Dustin Richardson just turned 26 years old and is a strikeout machine. Brian Shouse is 41 years old and earns his living with top-notch control and by inducing ground ball after ground ball. One of the two likely will break camp as the second lefty in the Red Sox bullpen.
With the starting rotation all but set in stone and the starting lineup likewise ready to go, Richardson and Shouse are competing for one of the few jobs actually up for grabs in spring training. The role either Richardson or Shouse would fill would be the Javier Lopez role -- generally a mop-up role with a chance to face some lefties in big spots on days Hideki Okajima might not be available.
The argument for Richardson
The 6-foot-6 Richardson doesn't throw 98 miles an hour like Daniel Bard does, but his strikeout rate does resemble that of the flame-throwing righty. Like Bard, Richardson was a starting pitcher until a rough season -- in his case, a 6.33 ERA in 22 starts at Double-A Portland -- gave the Red Sox reason to try him out of the bullpen.

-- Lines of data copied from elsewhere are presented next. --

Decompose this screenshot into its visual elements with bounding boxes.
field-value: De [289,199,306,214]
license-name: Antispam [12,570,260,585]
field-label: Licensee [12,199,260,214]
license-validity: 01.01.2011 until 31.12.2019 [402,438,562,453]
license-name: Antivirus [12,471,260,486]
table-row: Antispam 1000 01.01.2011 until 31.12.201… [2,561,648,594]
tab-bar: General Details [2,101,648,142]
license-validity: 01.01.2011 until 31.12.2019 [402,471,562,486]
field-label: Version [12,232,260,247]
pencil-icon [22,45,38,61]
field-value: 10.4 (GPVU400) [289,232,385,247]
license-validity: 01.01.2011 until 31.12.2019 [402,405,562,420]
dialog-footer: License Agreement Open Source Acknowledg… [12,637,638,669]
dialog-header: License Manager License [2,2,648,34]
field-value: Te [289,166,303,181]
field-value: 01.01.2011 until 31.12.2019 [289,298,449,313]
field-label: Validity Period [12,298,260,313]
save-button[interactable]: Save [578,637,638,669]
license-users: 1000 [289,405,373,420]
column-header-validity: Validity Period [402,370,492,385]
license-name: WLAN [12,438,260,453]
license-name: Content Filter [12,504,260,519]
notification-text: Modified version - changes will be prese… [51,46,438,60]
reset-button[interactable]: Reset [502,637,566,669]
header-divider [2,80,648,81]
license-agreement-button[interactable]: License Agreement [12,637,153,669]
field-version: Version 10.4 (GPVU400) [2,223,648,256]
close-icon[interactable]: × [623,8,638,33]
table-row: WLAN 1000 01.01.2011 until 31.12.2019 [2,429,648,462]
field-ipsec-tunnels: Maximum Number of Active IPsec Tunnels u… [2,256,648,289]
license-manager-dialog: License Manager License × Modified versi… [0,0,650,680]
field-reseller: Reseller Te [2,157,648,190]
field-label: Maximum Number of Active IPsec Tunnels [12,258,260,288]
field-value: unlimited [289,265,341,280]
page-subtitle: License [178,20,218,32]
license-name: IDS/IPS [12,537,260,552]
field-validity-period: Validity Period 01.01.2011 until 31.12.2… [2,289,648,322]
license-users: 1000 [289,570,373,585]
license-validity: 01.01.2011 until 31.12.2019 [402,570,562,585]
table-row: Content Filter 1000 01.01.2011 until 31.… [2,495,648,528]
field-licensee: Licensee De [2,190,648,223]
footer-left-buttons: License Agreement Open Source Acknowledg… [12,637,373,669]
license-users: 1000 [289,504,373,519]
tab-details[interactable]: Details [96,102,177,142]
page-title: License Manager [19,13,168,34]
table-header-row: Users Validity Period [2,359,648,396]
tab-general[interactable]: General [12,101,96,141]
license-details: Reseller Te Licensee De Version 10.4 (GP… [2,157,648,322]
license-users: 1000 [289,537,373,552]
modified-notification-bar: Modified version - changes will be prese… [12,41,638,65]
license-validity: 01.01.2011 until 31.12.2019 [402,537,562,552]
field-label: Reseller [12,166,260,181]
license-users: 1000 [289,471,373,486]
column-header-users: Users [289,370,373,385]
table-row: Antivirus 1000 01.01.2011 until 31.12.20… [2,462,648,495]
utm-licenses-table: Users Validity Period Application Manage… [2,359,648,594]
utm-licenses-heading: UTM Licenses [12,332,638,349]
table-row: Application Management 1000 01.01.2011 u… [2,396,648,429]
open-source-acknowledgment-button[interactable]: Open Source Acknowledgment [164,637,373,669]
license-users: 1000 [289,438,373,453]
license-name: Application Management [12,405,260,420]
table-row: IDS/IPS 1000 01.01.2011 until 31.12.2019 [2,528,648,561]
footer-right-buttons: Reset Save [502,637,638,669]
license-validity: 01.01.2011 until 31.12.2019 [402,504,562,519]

He promptly put up a 2.41 ERA with a strikeout-to-walk ratio of 4.33 in 18 2/3 innings in the Hawaiian Winter League, and he struck out 97 batters in 74 innings split between Portland and Triple-A Pawtucket last season. He then made 11 appearances in the Arizona Fall League and struck out 18 in 11 2/3 innings pitched.
His strikeout rate alone makes him a candidate to grow into an above-average reliever, and a few mop-up appearances in the back of the Red Sox bullpen would give him a chance to ease into a regular role. It's not as though he's done all he can do at Triple-A -- he only made seven appearances with the PawSox after his promotion from Portland -- but he's demonstrated in the minor leagues that he's capable of missing bats. The more experience he can get in the major leagues, the more quickly he's going to develop into the lefthanded strikeout reliever he potentially c ould be.
The Red Sox will choose Richardson if they want a mop-up reliever who can pitch multiple innings -- he has that background as a starting pitcher, after all -- and if they believe his learning curve would be accelerated by starting the season in the major leagues.
The argument for Shouse
With Boof Bonser in the fold, the Red Sox aren't in desperate need of a reliever who can go multiple innings. Shouse would take over for Billy Wagner as the second option against tough lefthanded hitters -- except, unlike Wagner, he's usually be a one-and-done pitcher who would be called upon to get just one out.
Consider his recent numbers against lefties:
2007: .214/.264/.262 (.526 OPS), 21 K, 6 BB
2008: .180/.197/.290 (.486 OPS), 28 K, 2 BB
2009: .224/.256/.373 (.620 OPS), 14 K, 1 BB
In 267 plate appearances against Shouse over the last three seasons, lefties have struck out 63 times and walked just nine times, a ratio of 7-to-1. Shouse has induced more double plays against lefties (seven) in that time span than he has allowed home runs (five).
If the job involves pitching to righties, Shouse probably isn't the guy: Righties have OBP'ed better than .350 against Shouse in every full season of his career, and he has has walked more righties than he's fanned in each of the last two seasons.
If the job involves retiring a tough lefty, though, it's hard to do much better than Shouse has done -- even at the age of 41.
The Red Sox will choose Shouse if Terry Francona believes he needs a Mike Myers-esque lefty specialist to use against lefties like Curtis Granderson, Adam Lind, Nick Markakis and Carlos Pena.